Actually, I will skip over the image processing rather quickly. Although that was my initial interest in the problem, it is not really my focus here. The important observation is simply that it was easy. The CAPTCHA images are always the same size in pixels, they are always four capital letters, the letters are never stretched or skewed, and they always make up an English word. The only real challenge is the image background, which is a combination of a varying “bumpy” texture and some skewed cross-hatch lines through the letters.
Parsing the CAPTCHAs took just a few steps. First, color-quantize the image first down to eight colors, then down to two (filtering on one of the eight) to get a black and white image. This almost completely removes the texture and cross-hatching, leaving just the letters. Then apply a couple of 3×3 box filters, the first to remove any “island” dots in the image left over from the background removal, and the second to smooth out any “toothiness” in the edges of the characters. Finally, I didn’t even have to bother with my own OCR. The open-source GOCR software did the job just fine.
The result is about 20 lines of Mathematica code, yielding an automated solution with a success rate of approximately 90%. (This is based on my manual sample of logins over the course of several days, since I don’t want to actually throw a bot at the site.)
But even more interesting than the CAPTCHA images themselves is the protocol, or manner in which the CAPTCHAs are incorporated into the login process. Once a user reaches the page with the CAPTCHA– after entering a valid account password– a notice at the bottom of the page informs the user that he or she can refresh the page with a new CAPTCHA if the current one is too difficult to read. I had not really noticed or tried this “feature” before, but it turns out that refreshing the CAPTCHA does indeed load a new image… but the four-letter word does not change.
What does this mean for an automated attempt at solving the CAPTCHA? Recall the 90% success rate mentioned previously; in most of the 10% of cases where my algorithm fails, the problem has not been that it comes up with the wrong four-letter word. Instead, it knows that it failed, since one or more of the letters were unrecognizable. In those cases, subsequent refreshes of the CAPTCHA have eventually yielded a successful solution.
So what is the point of all of this?
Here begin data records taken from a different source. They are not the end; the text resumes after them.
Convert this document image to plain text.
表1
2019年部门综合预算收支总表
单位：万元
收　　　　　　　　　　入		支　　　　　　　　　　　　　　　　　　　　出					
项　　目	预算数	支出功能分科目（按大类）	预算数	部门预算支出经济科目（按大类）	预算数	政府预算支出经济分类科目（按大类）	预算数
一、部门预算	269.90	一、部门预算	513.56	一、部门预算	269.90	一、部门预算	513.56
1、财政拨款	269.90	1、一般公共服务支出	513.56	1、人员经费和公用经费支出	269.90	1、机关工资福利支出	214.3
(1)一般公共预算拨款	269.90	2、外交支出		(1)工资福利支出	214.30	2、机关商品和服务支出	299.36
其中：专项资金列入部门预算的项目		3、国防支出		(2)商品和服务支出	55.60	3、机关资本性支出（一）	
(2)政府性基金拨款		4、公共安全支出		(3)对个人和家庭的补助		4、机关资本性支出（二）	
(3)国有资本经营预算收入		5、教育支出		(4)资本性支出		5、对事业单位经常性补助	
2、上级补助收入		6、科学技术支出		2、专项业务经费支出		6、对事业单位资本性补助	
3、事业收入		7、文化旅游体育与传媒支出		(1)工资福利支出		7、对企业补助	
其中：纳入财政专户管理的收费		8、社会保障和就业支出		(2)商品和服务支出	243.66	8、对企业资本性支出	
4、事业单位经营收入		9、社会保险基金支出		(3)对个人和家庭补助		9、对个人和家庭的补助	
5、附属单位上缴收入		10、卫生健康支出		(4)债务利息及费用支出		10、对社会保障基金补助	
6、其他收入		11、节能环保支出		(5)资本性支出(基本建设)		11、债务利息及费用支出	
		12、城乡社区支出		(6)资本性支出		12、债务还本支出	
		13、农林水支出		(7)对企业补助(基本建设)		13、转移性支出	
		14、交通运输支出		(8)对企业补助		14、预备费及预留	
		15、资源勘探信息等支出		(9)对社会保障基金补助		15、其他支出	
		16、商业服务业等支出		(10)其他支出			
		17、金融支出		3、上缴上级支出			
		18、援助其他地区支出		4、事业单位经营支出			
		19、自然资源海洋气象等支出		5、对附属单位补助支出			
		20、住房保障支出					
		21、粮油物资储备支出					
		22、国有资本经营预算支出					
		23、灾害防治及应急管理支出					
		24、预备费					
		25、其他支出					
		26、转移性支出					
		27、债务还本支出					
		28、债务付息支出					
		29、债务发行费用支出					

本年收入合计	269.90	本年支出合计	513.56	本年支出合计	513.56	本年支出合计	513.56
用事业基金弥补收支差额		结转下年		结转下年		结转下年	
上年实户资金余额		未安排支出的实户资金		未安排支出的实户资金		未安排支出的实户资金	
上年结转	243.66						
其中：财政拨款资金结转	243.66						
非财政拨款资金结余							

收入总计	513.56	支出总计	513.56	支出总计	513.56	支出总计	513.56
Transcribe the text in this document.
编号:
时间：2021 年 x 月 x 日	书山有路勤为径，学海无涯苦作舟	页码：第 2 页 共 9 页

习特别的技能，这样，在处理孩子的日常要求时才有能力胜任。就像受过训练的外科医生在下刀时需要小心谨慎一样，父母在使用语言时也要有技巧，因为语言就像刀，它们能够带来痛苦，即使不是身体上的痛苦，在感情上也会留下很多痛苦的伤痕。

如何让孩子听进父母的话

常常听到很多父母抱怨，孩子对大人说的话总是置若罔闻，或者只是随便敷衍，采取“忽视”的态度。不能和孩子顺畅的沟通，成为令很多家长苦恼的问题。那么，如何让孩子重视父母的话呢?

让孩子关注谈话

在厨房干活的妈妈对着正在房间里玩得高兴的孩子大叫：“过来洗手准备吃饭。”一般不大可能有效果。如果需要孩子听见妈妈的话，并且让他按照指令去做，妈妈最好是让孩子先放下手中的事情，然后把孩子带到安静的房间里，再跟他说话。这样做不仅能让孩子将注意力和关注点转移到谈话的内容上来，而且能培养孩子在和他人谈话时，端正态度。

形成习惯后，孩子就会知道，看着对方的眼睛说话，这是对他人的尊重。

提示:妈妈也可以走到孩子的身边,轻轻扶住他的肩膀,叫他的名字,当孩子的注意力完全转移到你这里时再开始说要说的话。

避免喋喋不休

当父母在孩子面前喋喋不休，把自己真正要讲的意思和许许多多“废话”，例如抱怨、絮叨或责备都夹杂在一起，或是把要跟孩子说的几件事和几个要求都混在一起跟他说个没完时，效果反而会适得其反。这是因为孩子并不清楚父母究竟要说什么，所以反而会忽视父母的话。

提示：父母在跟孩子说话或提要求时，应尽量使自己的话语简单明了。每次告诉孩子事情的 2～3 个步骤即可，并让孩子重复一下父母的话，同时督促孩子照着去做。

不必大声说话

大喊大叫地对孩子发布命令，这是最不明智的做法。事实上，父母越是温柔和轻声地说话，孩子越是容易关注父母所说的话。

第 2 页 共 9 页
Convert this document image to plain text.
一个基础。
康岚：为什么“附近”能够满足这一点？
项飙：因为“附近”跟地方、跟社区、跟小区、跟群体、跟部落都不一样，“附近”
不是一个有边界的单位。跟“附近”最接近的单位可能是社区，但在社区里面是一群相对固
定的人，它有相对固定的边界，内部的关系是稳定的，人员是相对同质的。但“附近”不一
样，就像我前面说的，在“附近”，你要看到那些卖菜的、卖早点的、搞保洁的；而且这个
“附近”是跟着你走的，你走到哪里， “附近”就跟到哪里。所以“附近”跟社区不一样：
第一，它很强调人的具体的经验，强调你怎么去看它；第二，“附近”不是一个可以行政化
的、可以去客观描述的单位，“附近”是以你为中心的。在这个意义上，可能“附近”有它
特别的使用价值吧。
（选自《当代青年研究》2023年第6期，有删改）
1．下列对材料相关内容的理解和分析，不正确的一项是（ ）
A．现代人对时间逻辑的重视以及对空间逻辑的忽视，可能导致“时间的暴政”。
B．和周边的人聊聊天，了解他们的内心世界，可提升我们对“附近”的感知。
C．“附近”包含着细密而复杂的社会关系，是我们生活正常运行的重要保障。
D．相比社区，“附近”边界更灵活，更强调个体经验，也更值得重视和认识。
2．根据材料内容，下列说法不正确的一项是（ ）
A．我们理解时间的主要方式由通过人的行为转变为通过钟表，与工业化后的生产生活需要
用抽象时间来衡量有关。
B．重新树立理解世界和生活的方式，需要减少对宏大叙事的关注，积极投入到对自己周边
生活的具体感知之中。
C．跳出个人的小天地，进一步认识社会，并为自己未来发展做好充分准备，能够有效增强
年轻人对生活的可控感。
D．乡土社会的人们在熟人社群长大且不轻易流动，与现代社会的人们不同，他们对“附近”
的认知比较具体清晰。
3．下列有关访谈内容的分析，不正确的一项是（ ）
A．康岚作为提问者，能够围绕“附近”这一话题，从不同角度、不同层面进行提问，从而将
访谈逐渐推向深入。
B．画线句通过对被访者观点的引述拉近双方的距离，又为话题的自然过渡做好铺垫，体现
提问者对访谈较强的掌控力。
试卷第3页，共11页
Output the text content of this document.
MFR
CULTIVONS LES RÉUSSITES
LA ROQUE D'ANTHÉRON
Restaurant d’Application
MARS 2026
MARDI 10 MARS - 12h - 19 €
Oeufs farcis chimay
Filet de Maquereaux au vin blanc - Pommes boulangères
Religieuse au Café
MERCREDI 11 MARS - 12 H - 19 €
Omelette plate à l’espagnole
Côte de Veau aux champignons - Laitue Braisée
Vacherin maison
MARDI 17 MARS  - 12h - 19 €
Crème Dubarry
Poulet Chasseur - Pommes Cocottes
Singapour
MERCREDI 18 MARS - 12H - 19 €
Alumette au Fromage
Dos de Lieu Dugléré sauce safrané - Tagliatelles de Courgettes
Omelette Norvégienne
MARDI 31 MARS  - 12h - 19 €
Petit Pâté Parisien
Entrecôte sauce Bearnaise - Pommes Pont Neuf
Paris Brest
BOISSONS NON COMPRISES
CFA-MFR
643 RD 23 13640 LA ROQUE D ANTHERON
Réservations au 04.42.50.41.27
I think the important questions to ask are, “What type of attack are we trying to prevent?” and “What reduction in probability of successful attack does this additional complexity of protocol provide?” The moral here seems to be that increased complexity (“let’s add CAPTCHAs to protect against bots”) does not imply increased security… and that increasing convenience (“but we’ll let users refresh the image if the text is too hard to read”) almost always decreases security.